O que se sabe de fato sobre esta transição de Goiás é que apenas parte do modelo anterior, das gestões passadas, foi aproveitado. A maior parte rejeitado. A partir de 2015, o Estado foi palco de protestos de estudantes secundaristas que não aceitaram a tentativa de terceirização do ensino público para as OS.

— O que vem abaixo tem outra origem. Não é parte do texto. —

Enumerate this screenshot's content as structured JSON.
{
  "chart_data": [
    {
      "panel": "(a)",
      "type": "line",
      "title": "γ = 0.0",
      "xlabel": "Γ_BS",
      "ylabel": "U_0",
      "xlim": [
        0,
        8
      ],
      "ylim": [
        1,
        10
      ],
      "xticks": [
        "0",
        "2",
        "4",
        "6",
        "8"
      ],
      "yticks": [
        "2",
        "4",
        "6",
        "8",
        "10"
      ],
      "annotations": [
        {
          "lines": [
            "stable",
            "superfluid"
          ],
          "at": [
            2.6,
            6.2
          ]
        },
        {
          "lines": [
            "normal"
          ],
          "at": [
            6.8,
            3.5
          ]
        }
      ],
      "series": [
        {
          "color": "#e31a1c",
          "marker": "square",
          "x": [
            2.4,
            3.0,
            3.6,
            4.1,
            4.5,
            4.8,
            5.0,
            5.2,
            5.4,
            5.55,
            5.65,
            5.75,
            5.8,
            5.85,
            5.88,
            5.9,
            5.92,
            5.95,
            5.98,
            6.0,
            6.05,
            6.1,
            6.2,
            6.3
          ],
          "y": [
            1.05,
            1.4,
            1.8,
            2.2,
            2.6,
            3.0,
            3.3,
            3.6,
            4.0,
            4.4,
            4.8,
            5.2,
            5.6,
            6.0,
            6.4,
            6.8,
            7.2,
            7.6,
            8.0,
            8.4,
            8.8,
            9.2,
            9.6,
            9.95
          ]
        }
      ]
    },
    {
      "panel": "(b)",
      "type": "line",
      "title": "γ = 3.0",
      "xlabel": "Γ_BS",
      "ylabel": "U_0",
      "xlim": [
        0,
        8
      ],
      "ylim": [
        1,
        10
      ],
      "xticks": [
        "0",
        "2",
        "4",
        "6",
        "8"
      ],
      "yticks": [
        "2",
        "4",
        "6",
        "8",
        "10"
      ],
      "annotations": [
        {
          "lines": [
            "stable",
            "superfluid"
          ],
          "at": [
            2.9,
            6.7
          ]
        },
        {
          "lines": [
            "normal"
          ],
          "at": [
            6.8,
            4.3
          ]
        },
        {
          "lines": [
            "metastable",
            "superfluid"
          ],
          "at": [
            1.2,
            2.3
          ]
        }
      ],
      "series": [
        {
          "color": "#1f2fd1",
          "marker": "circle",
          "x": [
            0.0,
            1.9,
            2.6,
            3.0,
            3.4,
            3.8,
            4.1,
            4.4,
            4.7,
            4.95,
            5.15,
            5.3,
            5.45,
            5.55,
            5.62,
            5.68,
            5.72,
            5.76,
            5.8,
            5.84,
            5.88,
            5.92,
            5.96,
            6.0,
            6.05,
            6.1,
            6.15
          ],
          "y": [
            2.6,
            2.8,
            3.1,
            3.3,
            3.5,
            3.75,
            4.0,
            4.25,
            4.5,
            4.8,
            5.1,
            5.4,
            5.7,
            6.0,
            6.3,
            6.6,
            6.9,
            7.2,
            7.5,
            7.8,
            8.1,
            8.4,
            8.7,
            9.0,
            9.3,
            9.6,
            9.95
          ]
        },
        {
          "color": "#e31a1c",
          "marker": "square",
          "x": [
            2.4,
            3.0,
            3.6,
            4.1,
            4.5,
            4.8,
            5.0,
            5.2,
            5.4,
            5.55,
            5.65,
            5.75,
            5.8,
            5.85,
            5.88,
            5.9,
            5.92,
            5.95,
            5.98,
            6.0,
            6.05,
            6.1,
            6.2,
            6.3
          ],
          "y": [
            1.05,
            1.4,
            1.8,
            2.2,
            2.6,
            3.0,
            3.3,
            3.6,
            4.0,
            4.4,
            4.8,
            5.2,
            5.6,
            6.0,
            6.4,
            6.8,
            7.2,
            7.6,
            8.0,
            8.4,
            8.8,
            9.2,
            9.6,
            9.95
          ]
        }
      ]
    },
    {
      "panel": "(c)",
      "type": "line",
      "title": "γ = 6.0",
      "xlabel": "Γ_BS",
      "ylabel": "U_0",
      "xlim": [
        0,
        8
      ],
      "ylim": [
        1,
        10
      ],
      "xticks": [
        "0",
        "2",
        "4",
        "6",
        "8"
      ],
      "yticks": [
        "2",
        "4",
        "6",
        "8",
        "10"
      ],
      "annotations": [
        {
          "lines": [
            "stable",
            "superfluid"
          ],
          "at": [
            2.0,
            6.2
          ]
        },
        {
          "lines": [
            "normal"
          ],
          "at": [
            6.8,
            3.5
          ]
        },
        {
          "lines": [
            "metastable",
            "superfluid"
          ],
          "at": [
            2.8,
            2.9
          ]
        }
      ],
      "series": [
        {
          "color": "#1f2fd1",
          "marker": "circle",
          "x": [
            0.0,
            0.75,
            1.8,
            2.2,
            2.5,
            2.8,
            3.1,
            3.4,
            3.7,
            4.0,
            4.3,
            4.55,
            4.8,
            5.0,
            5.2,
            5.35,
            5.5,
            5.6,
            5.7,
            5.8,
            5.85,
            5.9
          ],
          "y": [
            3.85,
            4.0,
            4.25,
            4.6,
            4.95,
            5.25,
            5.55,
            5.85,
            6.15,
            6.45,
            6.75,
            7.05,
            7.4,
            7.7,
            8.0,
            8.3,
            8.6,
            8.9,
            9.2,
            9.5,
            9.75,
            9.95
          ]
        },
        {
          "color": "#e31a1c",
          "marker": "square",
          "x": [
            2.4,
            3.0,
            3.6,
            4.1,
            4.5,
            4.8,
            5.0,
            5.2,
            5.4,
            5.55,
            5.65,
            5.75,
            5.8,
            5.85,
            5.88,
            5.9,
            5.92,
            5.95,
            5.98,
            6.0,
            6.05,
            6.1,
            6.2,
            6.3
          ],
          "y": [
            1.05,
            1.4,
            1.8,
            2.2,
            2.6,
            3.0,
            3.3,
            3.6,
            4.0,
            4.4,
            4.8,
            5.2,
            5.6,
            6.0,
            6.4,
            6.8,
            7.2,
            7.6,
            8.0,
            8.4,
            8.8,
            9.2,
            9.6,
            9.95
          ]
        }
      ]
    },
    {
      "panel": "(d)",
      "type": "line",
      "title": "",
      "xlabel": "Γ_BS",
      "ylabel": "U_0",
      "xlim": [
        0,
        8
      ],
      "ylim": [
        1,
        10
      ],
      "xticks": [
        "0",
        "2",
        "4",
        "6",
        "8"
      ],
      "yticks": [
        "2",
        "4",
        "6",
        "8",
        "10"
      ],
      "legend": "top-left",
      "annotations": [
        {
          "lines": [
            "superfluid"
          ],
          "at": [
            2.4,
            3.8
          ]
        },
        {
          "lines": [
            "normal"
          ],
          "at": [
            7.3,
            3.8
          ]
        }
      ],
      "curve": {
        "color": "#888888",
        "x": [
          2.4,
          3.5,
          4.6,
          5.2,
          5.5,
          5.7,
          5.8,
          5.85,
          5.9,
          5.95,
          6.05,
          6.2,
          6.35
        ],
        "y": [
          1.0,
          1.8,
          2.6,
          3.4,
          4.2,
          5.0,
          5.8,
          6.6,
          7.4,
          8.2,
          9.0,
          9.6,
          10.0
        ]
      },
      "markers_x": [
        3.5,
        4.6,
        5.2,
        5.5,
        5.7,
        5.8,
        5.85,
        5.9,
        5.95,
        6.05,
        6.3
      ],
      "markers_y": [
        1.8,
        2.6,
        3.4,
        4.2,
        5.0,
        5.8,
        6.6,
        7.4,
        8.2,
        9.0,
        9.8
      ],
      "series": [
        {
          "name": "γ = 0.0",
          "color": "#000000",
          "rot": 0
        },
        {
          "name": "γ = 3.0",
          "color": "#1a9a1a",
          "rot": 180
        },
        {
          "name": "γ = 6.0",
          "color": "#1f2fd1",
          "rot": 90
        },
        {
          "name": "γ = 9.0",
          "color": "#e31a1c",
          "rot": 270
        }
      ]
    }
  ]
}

Na época, os gestores enfrentaram críticas contundentes de um movimento nacional, que escancarou, dentre outras deficiências, o sucateamento e depredação das escolas históricas do Estado e a falta de compromisso com moradores do Entorno do Distrito Federal, obrigados a estudarem em um bizarro terceiro/quarto turno.
A nota do Ideb impacta o estado como um todo: mais de 82% das matrículas do ensino médio em Goiás são da rede estadual.
Como o modelo proposto anteriormente de entrega total para a iniciativa privada foi rejeitado, surgiram possibilidades de inovações menos impactantes dentro das próprias escolas, mas eficazes.
Uma das novidades foi bem prática: a atual administração aumentou as horas/aulas de matemática e português. Secretária de Educação, Fátima Gavioli acredita que esta medida quantitativa foi uma das mais eficazes. Mas outras ações qualitativas pavimentaram o êxito dos goianos nos gráficos.
Em artigo publicado na “Folha de S. Paulo”, o governador Ronaldo Caiado (DEM) elencou alguns eventos como hipóteses para a guinada na educação, inclusive o aumento das horas/aula: integração da rede pública, acompanhamento pedagógico de cada aluno, fortalecimento das escolas em tempo integral, recursos públicos para que a própria unidade administre, parcerias com a iniciativa privada e reforço nas disciplinas.
No texto, Caiado lembra que o aluno, a partir de 2019, passou a ter duas aulas a mais de português e matemática em cada etapa do aprendizado. Mas sublinha outras ações, como a aproximação com a iniciativa privada sem intuito de terceirizar a educação, como se tentou no passado.
“Além dos esforços redobrados do Governo de Goiás no sentido de melhorar a qualidade do ensino nestes quase dois anos, contamos com a indispensável contribuição de nossos parceiros”, diz Caiado. O governador se refere, por exemplo, a institutos do Unibanco, Natura, Sonho Grande, Corresponsabilidade pela Educação (ICE), Fundação Lemann, dentre outros.
Avanço
Um modelo é o programa Jovem de Futuro e Circuito de Gestão, responsável pelo avanço contínuo da administração escolar. O Instituto do Unibanco (IU) se uniu à Seduc Goiás para criar alternativas.
Os incentivos financeiros também teriam ajudado, como diz o estudante Miguel Andrade, que recorda antes e depois de sua escola na periferia de Goiânia: “Uma pintura já mudou a realidade. Ficamos mais felizes, estudamos mais”.
A Secretaria de Educação (Seduc) informa que desde janeiro de 2019, já foram investidos mais de R$ 114 milhões na infraestrutura, o que humaniza o ambiente escolar.